Come è caro all’autore, rilevante è soprattutto il ritorno alle sorgenti, da un lato la Bibbia, dall’altro la figura di Gesù ancora incisiva e decisiva nell’atmosfera nebbiosa della secolarizzazione. Similmente è da ritrascrivere la triade delle virtù fede-speranza-carità, come ispirazione e filigrana della pratica cristiana. Con un’immagine suggestiva, Salvarani propone il passaggio da praticanti a pellegrini sia nella ricerca di verità, sia nel dialogo ecumenico, sia nell’essere oltre i nazionalismi, gli identitarismi, le grettezze etniche. Molto altro è distribuito nei capitoli del saggio, il tutto rappresentato attraverso un intarsio di riflessioni, esperienze, citazioni e così via, sempre secondo il citato programma generale del «buon uso della crisi».

In appendice segnaliamo un altro segno dell’interesse per i soggetti religiosi e morali cristiani da parte di Laterza. Nei «Saggi tascabili», la nota e prolifica collana dell’editrice barese, appare un testo appassionato di don Pierluigi Di Piazza (1947-2022), fondatore del Centro Balducci di Zugliano (Udine) per l’accoglienza di stranieri e la promozione culturale nel nome di quel grande pensatore e testimone che è stato padre Ernesto Balducci. Alla base delle sue riflessioni è posto il comandamento decalogico Non uccidere: nell’originale ebraico è più forte, «Non commettere assassinio» nei confronti di chi è privo di difesa (famoso fu il dibattito nel 1961 attorno al film dal titolo identico al comandamento, diretto da Claude Autant-Lara, con la crisi di coscienza di un seminarista che si era macchiato in guerra di un simile delitto).

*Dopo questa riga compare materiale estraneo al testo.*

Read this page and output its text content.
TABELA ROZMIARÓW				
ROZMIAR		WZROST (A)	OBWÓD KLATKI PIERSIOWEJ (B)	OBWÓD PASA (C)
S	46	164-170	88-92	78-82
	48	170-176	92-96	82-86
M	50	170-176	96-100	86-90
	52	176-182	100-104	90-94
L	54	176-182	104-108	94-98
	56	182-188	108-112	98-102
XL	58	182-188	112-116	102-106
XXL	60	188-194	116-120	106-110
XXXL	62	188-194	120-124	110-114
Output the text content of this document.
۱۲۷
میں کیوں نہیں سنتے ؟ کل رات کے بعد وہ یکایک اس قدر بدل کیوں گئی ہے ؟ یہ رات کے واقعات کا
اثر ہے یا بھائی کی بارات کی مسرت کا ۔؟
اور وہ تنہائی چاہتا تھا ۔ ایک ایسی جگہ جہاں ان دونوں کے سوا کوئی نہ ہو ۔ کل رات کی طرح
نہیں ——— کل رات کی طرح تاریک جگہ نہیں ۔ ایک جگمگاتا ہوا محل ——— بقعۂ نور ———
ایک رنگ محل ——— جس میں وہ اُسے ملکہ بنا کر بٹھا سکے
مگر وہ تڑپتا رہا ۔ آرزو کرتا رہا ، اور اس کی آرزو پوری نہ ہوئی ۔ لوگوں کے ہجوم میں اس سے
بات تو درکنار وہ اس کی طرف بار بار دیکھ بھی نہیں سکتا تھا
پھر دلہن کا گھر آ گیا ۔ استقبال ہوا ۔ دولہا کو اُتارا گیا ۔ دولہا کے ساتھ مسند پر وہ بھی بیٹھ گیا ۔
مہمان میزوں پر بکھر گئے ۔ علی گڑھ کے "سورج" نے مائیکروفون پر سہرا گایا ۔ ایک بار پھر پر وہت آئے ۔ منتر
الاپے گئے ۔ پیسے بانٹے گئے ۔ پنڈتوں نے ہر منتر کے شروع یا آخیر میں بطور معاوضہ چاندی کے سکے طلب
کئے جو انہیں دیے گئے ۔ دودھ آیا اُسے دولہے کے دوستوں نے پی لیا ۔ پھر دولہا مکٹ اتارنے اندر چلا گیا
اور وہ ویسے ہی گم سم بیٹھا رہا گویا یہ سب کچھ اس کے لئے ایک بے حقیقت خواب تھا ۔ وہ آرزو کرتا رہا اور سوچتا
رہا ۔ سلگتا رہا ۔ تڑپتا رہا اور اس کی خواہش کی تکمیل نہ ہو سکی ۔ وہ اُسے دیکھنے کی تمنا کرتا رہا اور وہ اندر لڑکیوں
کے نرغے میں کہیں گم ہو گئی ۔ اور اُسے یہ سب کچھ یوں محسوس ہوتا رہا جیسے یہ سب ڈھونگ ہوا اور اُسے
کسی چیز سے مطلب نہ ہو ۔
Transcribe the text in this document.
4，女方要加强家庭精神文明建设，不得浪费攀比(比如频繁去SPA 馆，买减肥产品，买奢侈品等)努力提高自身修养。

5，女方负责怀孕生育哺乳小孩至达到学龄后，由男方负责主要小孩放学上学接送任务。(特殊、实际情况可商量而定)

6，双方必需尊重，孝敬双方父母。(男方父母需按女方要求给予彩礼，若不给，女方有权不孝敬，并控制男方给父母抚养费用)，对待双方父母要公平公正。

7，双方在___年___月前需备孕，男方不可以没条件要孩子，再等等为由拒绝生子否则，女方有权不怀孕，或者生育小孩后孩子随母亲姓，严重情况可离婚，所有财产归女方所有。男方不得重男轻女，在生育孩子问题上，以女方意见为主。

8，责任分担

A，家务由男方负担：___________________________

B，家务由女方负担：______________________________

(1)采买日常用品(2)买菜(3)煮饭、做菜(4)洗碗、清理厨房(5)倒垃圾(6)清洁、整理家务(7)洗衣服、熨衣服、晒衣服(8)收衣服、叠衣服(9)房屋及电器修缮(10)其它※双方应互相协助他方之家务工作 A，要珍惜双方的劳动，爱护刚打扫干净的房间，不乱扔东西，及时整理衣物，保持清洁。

Naturalmente le note di don Di Piazza virano verso il sottotitolo «Per una cultura della pace» e acquistano un significato particolare nell’attuale contesto della guerra in Ucraina. E a livello più generale si trasfigurano in un appello a non rassegnarsi all’ingiustizia, alla violenza, alle strutture oppressive, nello spirito evangelico.